Methods: Five different mixtures of 10M acetic acid and 10M sodium hydroxide representing pure reagents, partial neutralization, and complete neutralization (1:0, 3:1, 1:1, 1:3, 0:1) were prepared in 15mL centrifuge tubes to assess impact on fCSI. An MR spectroscopy (MRS) acquisition provided corroborative data. An fCSI acquisition used a multi gradient echo acquisition (n=16) with autoregressive moving average model based spectral estimation. The acquisition was repeated 8 times with shifted echo trains to effectively increase the number of echoes per k-space line to 128 and the spectral bandwidth from 2.82 ppm to 22.7 ppm. The T1 of each sample was measured using inversion recovery FSE.

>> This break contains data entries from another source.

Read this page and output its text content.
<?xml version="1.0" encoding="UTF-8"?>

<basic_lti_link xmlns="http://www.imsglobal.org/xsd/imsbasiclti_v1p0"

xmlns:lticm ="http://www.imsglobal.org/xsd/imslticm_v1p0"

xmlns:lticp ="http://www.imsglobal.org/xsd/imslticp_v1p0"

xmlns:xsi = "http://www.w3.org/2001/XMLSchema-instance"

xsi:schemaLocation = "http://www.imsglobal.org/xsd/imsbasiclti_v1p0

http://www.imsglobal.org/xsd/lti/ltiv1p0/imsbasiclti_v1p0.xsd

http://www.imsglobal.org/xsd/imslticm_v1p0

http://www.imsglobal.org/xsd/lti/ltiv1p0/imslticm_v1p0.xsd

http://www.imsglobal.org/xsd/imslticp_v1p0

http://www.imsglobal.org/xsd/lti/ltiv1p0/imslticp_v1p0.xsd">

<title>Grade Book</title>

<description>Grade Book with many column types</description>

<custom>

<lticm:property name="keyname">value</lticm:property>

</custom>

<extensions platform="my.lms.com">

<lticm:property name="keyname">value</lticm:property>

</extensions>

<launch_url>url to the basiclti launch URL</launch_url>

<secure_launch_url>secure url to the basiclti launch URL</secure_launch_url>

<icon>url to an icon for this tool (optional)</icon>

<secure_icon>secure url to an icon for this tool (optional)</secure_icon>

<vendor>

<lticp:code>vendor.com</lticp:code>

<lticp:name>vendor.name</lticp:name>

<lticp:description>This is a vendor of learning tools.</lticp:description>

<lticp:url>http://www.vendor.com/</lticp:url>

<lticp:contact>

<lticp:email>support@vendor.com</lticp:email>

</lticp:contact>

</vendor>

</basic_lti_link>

Results: The 1H chemical shift of acetate measured via MRS was 2.65 ppm and 2.40 ppm to 2.87 ppm (mean=2.63 ppm) on fCSI , with 2.8 ppm expected. The difference between the chemical shift of water and acetate within the same sample and the T1 in each sample increase with the concentration of acetate ion and range from 2.82ppm to 3.90 ppm and 323ms to 1743ms, respectively.

Conclusion: In this work we evaluated a fCSI acquisition for measuring the MR parameters of acid and base solutions that have been investigated for use in TCA. The importance of shimming the main magnetic field was highlighted by the variation in the position of the acetate peak in the fCSI acquisition. The changes in the chemical shift difference between water and acetate and T1 relaxation suggest a dependence on acetate ion concentration that may be useful and must be accounted for in the monitoring of these procedures.